Tymczasem najbardziej rozpowszechnioną wersję o grupie Witaszka przez długie lata kwestionowała jedna z jego córek, nieżyjąca już Mariola Witaszek-Malinowska. – To robienie mordercy z kogoś, kto się nie może bronić – mówiła o swoim ojcu dziennikarzowi „Gazety Wyborczej” Piotrowi Bojarskiemu. Powoływała się przy tym na zeznania kliku żołnierzy ZWZ, przechowywane w londyńskim Instytucie Sikorskiego. Według nich, w Poznaniu nie produkowano trucizn i nie wykorzystywano ich do likwidacji konfidentów. Córka Witaszka wspominała też rozmowę z pomywaczką w jednej z poznańskich kawiarni. Kobieta ta twierdziła, że kontrola Niemców była tak restrykcyjna, iż kelnerzy nie daliby rady dosypywać do posiłków żadnych swoich specyfików. I wreszcie argument ostatni: rzekome zeznanie, które złożył w więzieniu Witaszek. Chcąc zakpić z Niemców (a może doprowadzić do wstrzymania bestialskich tortur) przyznał, że do trucia ich towarzyszy używał lycopodium. Tyle że środek ten jest zupełnie niegroźny. Dodaje się go do opakowań z pastylkami, by te się nie kleiły. Problem w tym, że badający sprawę naukowcy takiego dokumentu nigdy nie widzieli.

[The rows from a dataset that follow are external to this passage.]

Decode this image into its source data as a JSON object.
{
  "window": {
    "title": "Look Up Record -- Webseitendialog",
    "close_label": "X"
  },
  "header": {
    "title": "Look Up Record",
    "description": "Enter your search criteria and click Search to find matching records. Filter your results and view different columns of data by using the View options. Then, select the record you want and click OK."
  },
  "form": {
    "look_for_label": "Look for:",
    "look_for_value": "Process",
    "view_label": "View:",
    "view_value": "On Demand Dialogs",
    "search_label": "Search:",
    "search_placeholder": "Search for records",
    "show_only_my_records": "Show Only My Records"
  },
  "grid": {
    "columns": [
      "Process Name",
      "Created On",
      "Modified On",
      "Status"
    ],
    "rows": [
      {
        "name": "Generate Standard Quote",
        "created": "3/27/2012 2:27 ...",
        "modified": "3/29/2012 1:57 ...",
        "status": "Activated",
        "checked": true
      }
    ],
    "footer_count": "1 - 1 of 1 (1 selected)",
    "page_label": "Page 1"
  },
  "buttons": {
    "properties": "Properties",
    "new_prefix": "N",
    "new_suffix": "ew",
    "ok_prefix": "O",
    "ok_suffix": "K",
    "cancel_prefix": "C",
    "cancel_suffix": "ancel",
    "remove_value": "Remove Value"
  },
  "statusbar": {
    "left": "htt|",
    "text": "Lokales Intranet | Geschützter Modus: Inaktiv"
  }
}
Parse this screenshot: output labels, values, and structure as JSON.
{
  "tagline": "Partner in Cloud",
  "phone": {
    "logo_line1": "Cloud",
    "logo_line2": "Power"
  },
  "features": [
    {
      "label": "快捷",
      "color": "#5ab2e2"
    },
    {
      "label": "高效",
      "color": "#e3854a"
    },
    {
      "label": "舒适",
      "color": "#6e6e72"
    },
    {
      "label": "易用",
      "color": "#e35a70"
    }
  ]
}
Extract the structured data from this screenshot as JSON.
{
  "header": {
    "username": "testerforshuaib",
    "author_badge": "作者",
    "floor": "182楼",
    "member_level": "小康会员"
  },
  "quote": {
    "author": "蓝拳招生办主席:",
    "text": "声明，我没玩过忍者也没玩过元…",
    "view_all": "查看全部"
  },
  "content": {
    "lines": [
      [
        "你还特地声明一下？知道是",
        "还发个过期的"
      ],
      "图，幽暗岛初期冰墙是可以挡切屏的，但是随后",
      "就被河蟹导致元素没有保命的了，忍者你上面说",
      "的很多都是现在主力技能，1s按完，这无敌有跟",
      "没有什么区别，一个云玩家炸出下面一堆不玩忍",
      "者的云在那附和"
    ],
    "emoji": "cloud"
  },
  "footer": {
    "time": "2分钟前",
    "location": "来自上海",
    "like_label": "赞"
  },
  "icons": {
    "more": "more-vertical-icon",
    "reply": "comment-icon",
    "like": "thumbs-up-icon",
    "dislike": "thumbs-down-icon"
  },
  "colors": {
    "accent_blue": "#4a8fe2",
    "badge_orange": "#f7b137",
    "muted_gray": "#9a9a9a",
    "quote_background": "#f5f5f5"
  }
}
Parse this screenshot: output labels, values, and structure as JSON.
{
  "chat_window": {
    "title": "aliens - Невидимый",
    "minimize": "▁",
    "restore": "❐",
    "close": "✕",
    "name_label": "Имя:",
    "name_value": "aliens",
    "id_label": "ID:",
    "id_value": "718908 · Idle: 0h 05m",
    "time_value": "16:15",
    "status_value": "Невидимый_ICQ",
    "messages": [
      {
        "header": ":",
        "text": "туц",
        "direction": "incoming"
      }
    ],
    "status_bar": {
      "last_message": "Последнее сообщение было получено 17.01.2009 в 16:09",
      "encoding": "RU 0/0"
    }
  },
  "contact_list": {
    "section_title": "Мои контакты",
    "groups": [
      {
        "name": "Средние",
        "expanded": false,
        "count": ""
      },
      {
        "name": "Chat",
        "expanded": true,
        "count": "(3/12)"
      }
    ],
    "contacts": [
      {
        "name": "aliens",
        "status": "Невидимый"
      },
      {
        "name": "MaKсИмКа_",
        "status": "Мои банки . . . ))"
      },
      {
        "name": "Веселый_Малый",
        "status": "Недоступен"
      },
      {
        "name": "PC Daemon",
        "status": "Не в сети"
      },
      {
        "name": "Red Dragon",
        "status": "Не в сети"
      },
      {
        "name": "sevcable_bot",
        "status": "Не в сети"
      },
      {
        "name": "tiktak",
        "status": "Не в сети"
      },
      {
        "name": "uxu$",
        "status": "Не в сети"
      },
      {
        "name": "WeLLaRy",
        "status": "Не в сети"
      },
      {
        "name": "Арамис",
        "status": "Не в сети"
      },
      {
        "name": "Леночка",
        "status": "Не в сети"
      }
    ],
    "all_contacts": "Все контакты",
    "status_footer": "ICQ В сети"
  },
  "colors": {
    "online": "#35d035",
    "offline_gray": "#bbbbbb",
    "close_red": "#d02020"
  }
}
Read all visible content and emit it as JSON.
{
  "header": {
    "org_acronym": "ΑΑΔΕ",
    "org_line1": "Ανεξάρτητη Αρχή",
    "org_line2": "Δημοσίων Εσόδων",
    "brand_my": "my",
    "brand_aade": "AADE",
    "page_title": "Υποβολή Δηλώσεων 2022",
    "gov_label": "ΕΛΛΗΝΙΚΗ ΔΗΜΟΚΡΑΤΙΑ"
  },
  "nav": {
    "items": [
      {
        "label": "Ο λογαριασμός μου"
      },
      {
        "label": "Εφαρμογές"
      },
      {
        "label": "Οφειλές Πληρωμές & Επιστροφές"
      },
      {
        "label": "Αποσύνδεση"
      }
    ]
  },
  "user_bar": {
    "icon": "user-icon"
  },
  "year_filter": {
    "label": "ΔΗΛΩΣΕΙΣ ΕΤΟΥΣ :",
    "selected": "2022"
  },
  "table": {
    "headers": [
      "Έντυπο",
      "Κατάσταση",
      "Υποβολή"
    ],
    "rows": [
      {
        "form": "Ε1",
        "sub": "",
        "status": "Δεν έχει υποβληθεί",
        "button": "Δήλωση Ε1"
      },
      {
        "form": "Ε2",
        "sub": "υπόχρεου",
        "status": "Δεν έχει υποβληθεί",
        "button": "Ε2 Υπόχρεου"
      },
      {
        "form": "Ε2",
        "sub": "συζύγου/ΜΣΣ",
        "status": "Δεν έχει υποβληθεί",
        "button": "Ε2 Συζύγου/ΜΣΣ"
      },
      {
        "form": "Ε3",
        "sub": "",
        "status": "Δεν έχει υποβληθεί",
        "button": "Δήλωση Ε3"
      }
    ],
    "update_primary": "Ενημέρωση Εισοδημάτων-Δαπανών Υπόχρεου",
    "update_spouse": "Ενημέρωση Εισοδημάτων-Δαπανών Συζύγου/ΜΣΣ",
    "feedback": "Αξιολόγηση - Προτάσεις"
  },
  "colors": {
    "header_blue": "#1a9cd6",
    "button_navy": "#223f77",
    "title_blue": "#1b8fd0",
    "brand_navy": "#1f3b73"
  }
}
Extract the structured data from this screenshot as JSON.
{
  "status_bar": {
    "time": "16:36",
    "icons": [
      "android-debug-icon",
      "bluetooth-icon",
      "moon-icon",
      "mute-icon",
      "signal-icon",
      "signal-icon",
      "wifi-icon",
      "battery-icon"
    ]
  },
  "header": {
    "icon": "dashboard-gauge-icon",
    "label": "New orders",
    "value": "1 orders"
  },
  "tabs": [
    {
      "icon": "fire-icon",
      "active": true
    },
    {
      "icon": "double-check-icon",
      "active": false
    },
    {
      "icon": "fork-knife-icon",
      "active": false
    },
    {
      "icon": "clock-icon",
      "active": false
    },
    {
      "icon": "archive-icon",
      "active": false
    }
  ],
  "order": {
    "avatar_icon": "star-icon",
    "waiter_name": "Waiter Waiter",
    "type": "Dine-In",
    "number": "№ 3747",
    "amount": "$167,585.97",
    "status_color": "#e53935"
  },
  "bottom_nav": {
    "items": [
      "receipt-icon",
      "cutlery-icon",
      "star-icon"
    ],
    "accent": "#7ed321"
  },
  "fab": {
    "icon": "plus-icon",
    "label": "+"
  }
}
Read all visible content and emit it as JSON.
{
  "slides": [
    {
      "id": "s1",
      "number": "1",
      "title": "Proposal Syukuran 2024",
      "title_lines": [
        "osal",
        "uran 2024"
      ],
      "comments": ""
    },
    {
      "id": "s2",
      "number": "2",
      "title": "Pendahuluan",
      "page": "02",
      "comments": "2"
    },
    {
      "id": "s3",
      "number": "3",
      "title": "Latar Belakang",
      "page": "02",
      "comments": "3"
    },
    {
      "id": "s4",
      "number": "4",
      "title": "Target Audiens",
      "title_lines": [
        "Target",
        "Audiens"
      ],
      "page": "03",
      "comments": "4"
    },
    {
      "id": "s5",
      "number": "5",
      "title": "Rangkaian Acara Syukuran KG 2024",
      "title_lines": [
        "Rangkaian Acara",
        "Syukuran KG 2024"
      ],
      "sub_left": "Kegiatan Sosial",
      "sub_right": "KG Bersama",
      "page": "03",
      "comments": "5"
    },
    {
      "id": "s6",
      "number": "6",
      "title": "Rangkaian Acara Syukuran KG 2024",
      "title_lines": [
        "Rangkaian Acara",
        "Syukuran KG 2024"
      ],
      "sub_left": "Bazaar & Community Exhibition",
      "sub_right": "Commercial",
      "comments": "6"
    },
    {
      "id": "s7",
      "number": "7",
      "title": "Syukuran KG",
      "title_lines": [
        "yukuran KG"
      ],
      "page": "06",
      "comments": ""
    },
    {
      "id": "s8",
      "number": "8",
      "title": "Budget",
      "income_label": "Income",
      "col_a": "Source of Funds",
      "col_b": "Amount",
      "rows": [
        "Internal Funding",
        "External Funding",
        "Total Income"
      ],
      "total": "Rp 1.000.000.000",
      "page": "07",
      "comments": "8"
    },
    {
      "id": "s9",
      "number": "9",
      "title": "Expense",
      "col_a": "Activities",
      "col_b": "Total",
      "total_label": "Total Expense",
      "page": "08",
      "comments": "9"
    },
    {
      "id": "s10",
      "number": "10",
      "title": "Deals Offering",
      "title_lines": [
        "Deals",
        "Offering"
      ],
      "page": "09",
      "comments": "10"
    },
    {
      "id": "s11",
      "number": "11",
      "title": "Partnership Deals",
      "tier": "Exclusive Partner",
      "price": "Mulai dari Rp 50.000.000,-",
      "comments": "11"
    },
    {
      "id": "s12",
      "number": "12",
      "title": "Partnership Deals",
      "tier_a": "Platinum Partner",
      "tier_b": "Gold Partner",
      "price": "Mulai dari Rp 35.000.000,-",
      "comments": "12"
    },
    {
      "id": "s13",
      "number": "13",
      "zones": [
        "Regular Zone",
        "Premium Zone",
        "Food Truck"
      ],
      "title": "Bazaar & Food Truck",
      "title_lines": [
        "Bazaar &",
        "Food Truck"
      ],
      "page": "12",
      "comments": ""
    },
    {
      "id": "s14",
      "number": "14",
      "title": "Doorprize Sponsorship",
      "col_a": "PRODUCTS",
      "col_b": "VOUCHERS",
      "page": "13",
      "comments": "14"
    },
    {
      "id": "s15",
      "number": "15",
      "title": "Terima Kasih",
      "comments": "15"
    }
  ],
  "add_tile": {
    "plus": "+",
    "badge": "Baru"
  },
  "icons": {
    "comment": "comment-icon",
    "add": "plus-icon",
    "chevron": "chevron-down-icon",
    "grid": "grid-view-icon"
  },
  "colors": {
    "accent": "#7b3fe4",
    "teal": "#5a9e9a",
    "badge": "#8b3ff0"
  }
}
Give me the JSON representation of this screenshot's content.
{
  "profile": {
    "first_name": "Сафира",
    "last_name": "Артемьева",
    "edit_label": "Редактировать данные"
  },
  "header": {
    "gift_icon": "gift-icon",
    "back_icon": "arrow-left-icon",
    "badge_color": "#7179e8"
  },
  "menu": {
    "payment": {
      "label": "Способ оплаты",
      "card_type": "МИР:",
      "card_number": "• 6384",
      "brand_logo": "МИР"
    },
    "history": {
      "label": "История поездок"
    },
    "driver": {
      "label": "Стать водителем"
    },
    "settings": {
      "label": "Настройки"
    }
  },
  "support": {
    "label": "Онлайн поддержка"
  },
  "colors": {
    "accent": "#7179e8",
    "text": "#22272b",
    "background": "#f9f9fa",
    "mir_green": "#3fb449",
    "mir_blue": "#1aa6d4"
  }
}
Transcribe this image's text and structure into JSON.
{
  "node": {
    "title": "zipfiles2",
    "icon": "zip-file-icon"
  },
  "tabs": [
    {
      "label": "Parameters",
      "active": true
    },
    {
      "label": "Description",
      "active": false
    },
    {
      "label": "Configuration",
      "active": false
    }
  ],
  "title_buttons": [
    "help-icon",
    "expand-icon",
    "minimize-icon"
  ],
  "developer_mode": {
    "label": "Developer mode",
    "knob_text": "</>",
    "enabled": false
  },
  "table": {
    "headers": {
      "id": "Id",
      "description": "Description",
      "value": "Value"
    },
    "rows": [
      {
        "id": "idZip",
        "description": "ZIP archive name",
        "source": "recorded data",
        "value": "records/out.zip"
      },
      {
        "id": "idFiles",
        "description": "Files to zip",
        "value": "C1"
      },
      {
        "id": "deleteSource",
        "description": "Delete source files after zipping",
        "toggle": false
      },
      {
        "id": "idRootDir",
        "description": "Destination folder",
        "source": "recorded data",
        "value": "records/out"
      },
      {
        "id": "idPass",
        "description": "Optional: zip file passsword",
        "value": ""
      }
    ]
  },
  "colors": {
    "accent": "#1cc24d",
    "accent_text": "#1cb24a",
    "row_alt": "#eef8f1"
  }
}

Prokurator, który prowadził śledztwo w sprawie śmierci Witaszka, nie miał wątpliwości, że grupa toczyła walkę bakteriologiczną. I że obejmowała ona likwidację niemieckich żołnierzy i konfidentów. Do podobnych wniosków doszła Magdalena Sierocińska z IPN w Poznaniu, która w 2004 roku sporządziła ekspertyzę w tej sprawie. Jak jednak przyznaje Alina Pietrowicz, historycy do dziś dysponują niepełną dokumentacją. – Ocalało na przykład trochę dokumentów Gestapo, choćby raporty sporządzane co dekadę. Mamy też niemieckie ekspertyzy materiałów zabezpieczonych w momencie aresztowania („Jako szczególny wynik okazuje się ustalenie żyjących bakterii tyfusu we flaszkach pochodzących od dr Günthera” – pisał prof. Ponsold, dyrektor Instytutu dla Medycyny Sądowej i Kryminalistyki – przyp. red.). Są zeznania z powojennego śledztwa. Niestety, nie zachowały się protokoły z przesłuchań „witaszkowców”. A przynajmniej nikt do nich nie dotarł. Poza tym niemal wszyscy członkowie grupy zginęli w poznańskim Forcie VII – wylicza Pietrowicz.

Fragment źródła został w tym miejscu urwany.